The Associated Press

OLYMPIA — State Senate Republicans on Tuesday released a two-year state budget proposal that doesn’t include any new taxes, mostly relying instead on existing revenue, fund transfers and earmarking tax income from recreational marijuana sales for education.

The Senate released its plan days after a House Democrat plan that included a new capital gains tax.

The Senate proposal looks to transfer about $375 million from more than a dozen different accounts to the state’s general fund.

An additional $296 million will come from permanently shifting the distribution of the marijuana taxes — which currently go to health programs, among others — to education.

The budget would allocate $2.5 million to the Department of Health for marijuana education.

The plan also seeks to amend a voter-approved initiative to reduce class sizes and ask voters whether they agree with the change through a referendum.

Voters in November approved reducing class sizes for all grades, but the Senate plan — like the House plan — only pays for reductions for kindergarten through third grade.

That change would go to voters for their approval or rejection under the Senate plan.

“When we sat down to write our budget, our main objective was not to spend a certain amount of money, and it wasn’t to raise taxes no matter what,” Sen. Andy Hill, the Senate Republicans’ main budget writer, said at a news conference announcing the plan.

“Our only goal was to provide the services that matter, what people expect and deserve from state government, without calling on families and businesses to send us more money.”

House Majority Leader Pat Sullivan and Democratic Rep. Reuven Carlyle issued a joint statement that said the Senate plan is “an unsustainable budget that relies on gimmicks, gambles and a lot of marijuana.”

“It is a budget that barely provides short-term relief to long-term problems,” they wrote.

Lawmakers are in the midst of a 105-day legislative session that is scheduled to end April 26.

They need to write a new two-year operating budget for the state under the shadow of a court-ordered requirement to put additional money toward the state’s education system.

The House and Senate are both expected to vote on their plans Thursday.

In a written statement, Democratic Gov.

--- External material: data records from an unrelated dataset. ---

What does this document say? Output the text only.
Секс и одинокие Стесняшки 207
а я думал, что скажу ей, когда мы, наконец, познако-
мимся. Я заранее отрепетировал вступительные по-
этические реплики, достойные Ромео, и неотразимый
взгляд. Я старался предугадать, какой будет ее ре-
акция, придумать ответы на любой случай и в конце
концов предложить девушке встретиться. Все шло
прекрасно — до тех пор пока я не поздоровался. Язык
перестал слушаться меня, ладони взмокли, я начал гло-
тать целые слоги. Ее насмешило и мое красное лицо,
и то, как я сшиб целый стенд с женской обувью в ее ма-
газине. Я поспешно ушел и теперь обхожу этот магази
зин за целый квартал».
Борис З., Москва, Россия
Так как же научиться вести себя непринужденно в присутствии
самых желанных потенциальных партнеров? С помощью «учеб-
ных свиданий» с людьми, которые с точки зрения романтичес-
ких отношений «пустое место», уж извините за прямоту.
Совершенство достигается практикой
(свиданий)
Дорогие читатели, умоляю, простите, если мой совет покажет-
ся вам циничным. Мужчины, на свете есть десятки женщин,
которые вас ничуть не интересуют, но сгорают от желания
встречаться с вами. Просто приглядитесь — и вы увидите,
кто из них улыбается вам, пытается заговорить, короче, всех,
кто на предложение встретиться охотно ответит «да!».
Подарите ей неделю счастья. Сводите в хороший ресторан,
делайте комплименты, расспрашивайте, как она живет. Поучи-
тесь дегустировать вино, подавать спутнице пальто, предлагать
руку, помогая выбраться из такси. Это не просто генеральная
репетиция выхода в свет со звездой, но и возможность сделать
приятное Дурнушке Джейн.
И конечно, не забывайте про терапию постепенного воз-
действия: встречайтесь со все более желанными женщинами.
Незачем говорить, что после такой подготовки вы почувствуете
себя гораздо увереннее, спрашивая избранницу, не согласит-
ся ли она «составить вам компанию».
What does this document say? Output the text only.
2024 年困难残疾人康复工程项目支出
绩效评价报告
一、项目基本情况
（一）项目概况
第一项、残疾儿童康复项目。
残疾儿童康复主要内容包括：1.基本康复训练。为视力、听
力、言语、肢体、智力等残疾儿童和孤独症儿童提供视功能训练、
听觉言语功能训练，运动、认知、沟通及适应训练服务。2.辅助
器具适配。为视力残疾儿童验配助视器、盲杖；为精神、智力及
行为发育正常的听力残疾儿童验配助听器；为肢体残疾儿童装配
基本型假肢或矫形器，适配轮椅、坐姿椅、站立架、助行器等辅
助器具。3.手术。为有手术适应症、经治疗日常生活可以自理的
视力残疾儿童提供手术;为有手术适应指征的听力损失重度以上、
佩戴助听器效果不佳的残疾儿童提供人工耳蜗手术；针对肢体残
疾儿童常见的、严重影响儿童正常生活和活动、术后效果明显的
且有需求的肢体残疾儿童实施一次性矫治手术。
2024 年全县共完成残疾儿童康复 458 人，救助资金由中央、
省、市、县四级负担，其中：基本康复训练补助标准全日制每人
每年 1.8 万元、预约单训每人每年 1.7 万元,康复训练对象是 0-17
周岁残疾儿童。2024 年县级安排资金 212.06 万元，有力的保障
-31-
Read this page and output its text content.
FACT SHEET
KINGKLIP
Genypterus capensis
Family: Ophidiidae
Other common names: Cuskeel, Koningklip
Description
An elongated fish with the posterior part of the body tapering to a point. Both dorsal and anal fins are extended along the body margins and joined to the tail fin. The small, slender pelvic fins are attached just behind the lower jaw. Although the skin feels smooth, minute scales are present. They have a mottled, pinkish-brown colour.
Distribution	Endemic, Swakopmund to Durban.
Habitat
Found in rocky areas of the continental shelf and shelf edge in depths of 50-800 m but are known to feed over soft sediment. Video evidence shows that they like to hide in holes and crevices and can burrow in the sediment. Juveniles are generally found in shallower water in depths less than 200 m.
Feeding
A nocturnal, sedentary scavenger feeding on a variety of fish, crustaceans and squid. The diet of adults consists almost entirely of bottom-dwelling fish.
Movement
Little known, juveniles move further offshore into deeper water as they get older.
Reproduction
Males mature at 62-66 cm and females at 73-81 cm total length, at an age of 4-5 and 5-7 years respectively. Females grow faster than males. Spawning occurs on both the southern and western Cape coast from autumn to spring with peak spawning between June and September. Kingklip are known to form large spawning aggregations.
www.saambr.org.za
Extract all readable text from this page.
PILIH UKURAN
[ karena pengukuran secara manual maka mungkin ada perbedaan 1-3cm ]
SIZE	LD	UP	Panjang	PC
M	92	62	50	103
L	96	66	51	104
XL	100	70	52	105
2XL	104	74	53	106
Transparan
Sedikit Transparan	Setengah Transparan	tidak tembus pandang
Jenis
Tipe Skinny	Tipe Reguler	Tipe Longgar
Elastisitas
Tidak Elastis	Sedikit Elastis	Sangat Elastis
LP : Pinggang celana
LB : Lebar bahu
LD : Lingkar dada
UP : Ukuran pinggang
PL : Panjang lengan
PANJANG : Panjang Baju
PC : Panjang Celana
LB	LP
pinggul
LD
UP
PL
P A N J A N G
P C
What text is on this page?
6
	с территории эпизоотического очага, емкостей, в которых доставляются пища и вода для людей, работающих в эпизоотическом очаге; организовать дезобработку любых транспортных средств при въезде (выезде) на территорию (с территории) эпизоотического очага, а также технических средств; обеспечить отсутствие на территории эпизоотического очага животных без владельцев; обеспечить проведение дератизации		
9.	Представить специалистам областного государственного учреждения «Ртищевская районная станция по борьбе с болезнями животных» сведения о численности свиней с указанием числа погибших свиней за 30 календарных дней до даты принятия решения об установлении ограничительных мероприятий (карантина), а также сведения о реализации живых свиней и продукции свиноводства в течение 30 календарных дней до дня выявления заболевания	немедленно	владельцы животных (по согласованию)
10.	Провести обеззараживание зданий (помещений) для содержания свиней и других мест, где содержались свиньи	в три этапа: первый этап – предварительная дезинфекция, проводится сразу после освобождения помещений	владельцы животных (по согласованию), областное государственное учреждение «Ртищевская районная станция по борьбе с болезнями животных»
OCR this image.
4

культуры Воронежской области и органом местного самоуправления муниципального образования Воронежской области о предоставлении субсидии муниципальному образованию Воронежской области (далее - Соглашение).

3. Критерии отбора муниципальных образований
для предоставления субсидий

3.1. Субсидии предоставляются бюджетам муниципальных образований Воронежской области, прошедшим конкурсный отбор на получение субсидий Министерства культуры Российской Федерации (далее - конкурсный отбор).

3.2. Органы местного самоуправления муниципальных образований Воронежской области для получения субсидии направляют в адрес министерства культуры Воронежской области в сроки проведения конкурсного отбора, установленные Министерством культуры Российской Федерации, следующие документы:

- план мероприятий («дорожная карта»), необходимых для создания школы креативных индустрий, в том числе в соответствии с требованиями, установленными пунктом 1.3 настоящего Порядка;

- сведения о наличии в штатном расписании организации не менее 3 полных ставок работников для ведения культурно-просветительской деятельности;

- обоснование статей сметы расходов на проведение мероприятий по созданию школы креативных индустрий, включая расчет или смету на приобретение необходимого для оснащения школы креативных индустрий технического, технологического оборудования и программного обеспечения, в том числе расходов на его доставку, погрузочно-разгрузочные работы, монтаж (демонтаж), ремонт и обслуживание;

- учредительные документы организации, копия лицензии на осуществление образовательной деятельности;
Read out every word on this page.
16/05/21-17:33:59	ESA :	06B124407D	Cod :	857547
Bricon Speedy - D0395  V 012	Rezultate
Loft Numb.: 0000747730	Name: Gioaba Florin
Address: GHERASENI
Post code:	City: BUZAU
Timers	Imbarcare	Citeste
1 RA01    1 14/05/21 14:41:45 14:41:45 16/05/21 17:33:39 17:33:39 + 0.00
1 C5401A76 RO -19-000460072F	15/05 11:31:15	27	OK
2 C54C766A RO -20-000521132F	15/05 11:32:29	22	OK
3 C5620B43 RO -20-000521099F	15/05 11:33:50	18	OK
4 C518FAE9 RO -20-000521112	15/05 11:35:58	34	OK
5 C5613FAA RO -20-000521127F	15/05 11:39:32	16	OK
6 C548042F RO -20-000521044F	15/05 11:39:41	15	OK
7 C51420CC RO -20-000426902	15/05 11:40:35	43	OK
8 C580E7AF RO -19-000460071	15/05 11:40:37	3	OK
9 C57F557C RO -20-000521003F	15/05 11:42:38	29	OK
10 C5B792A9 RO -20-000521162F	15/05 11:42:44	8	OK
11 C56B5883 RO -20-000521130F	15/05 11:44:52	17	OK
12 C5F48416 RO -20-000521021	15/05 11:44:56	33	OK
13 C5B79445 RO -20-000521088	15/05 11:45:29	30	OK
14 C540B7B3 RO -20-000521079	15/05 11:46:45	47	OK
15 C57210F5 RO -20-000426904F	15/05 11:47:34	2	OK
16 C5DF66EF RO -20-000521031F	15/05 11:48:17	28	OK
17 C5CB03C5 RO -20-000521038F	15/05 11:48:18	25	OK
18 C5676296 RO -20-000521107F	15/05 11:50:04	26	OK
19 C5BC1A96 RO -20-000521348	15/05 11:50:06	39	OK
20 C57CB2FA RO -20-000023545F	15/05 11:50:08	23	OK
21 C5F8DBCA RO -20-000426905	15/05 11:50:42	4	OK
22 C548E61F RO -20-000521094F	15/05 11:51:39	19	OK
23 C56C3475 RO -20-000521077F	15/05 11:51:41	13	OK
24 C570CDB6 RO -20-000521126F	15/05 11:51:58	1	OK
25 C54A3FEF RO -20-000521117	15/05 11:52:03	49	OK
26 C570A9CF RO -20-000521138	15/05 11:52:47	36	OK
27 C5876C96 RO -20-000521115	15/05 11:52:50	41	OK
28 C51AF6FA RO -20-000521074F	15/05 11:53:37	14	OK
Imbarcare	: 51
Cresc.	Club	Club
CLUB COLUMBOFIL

Jay Inslee urged House and Senate lawmakers to work quickly to compromise on a final budget plan.

The Senate plan looks to allocate $1.3 billion toward the so-called McCleary mandate; House Democrats put $1.4 billion toward the obligation.

Under the House plan, the state tax on the sale of stocks, bonds and other assets wouldn’t kick in until next year and would raise $570 million for the last year of the 2015-17 budget.

House budget writers say the first $400 million raised would be booked to comply with the state Supreme Court order to increase spending on K-12 education; any additional amount raised beyond that would go to a special account for higher education.

The House plan would freeze college tuition for the next two years, while the Senate plan looks to cut tuition at the state’s public universities and community colleges by linking tuition rates at state schools to a percentage of the average wage for state workers.

A measure outlining this proposal has already passed the Senate and awaits action in the House.

House Democrats are also seeking to eliminate seven tax exemptions in their plan; Senate Republicans propose to not extend more than a dozen tax extensions that are set to expire and would extend four others.

The Senate plan also would create a new office of Performance Management to find efficiencies in state government.

Senate Republicans also would reject collective bargaining agreements with state workers instead, providing two $1,000-per-year wage increases for all state agency employees.

The House Democratic two-year plan is a $39 billion budget, while the Senate plan is a $38 billion spending plan.